Environmental Policy
Governance
Policy Analysis
Public Policy
Methods
Negotiation
European Union
Katharine Rietig
Newcastle University
Katharine Rietig
Newcastle University

Abstract

European environmental policy faces increasing constraints and decreasing political attention due to multiple economic and security crises. The constant reactive ‘crisis-mode’ resulted in a power shift to the member states and a reduced willingness to support environmental policies. Since 2010, environmental policy-making shifted away from traditional ‘single’ purpose policies towards the integration of environmental objectives into existing sectoral policies such as greening the Common Agricultural Policy, the Indirect Land Use Change reform reducing the negative impact of crop-based biofuels in the Fuel Quality Directive and dedicating 20% of the EU 2014-2020 budget to climate change objectives. Simultaneously, reforms to the European Emission Trading Scheme remained unsuccessful. This points towards a revival of environmental policy integration (EPI) as a regulatory instrument in European policy-making and raises questions on the extent to which environmental policies are being integrated into other sectoral policies. Methodologically, the EPI literature focused on qualitative in-depth case studies.

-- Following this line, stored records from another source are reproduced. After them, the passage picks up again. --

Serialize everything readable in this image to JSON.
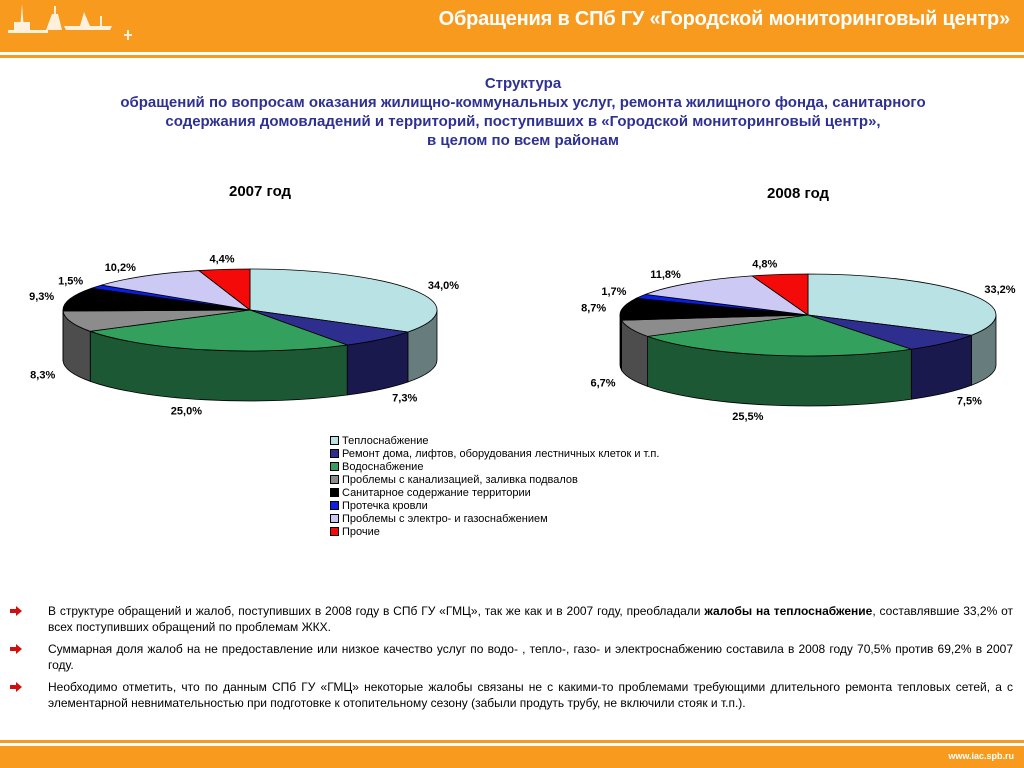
{
  "header": {
    "title": "Обращения в СПб ГУ «Городской мониторинговый центр»"
  },
  "heading": {
    "line1": "Структура",
    "line2": "обращений по вопросам оказания жилищно-коммунальных услуг, ремонта жилищного фонда, санитарного",
    "line3": "содержания домовладений и территорий, поступивших в «Городской мониторинговый центр»,",
    "line4": "в целом по всем районам"
  },
  "chart_data": [
    {
      "type": "pie",
      "title": "2007 год",
      "categories": [
        "Теплоснабжение",
        "Ремонт дома, лифтов, оборудования лестничных клеток и т.п.",
        "Водоснабжение",
        "Проблемы с канализацией, заливка подвалов",
        "Санитарное содержание территории",
        "Протечка кровли",
        "Проблемы   с электро- и газоснабжением",
        "Прочие"
      ],
      "values": [
        34.0,
        7.3,
        25.0,
        8.3,
        9.3,
        1.5,
        10.2,
        4.4
      ],
      "labels": [
        "34,0%",
        "7,3%",
        "25,0%",
        "8,3%",
        "9,3%",
        "1,5%",
        "10,2%",
        "4,4%"
      ],
      "legend": "bottom"
    },
    {
      "type": "pie",
      "title": "2008 год",
      "categories": [
        "Теплоснабжение",
        "Ремонт дома, лифтов, оборудования лестничных клеток и т.п.",
        "Водоснабжение",
        "Проблемы с канализацией, заливка подвалов",
        "Санитарное содержание территории",
        "Протечка кровли",
        "Проблемы   с электро- и газоснабжением",
        "Прочие"
      ],
      "values": [
        33.2,
        7.5,
        25.5,
        6.7,
        8.7,
        1.7,
        11.8,
        4.8
      ],
      "labels": [
        "33,2%",
        "7,5%",
        "25,5%",
        "6,7%",
        "8,7%",
        "1,7%",
        "11,8%",
        "4,8%"
      ],
      "legend": "bottom"
    }
  ],
  "colors": [
    "#b9e2e4",
    "#2e2e8e",
    "#34a05e",
    "#8c8c8c",
    "#000000",
    "#0a1ee6",
    "#cccaf4",
    "#f50a0a"
  ],
  "legend_items": [
    "Теплоснабжение",
    "Ремонт дома, лифтов, оборудования лестничных клеток и т.п.",
    "Водоснабжение",
    "Проблемы с канализацией, заливка подвалов",
    "Санитарное содержание территории",
    "Протечка кровли",
    "Проблемы   с электро- и газоснабжением",
    "Прочие"
  ],
  "bullets": [
    {
      "pre": "В структуре обращений и жалоб, поступивших в 2008 году в СПб ГУ «ГМЦ», так же как и в 2007 году, преобладали ",
      "bold": "жалобы на теплоснабжение",
      "post": ", составлявшие 33,2% от всех поступивших обращений по проблемам ЖКХ."
    },
    {
      "pre": "Суммарная доля жалоб на не предоставление или низкое качество  услуг по водо- , тепло-, газо- и электроснабжению составила в 2008 году 70,5% против 69,2% в 2007 году.",
      "bold": "",
      "post": ""
    },
    {
      "pre": "Необходимо отметить, что по данным СПб ГУ «ГМЦ» некоторые жалобы связаны не с какими-то проблемами требующими длительного ремонта тепловых сетей, а с элементарной невнимательностью при подготовке к отопительному сезону (забыли продуть трубу, не включили стояк и т.п.).",
      "bold": "",
      "post": ""
    }
  ],
  "footer": {
    "url": "www.iac.spb.ru"
  }
}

This article uses the increasing scope and capabilities of quantitative text analysis methodologies to contribute a large-N comparative evaluation of the regulatory shift from single-purpose to multi-purpose policies combining environmental objectives with sectoral priorities. There is often a mismatch between the European Commissions’ proposals and the policy outcome, whereby findings from case study research suggest that during austerity member states reduce higher environmental ambitions of the European Commission. This contribution addresses research questions on (1) ‘how does the integration of environmental objectives vary across policy areas?’ and (2) ‘who is the key driver of EPI in the EU’? The central hypotheses are that EPI varies across policy areas and that the European Commission remains the key driver, which would be indicated by more prominent mentioning of environmental keywords in the proposals published by the European Commission in comparison with the directives agreed by member states and the European Parliament.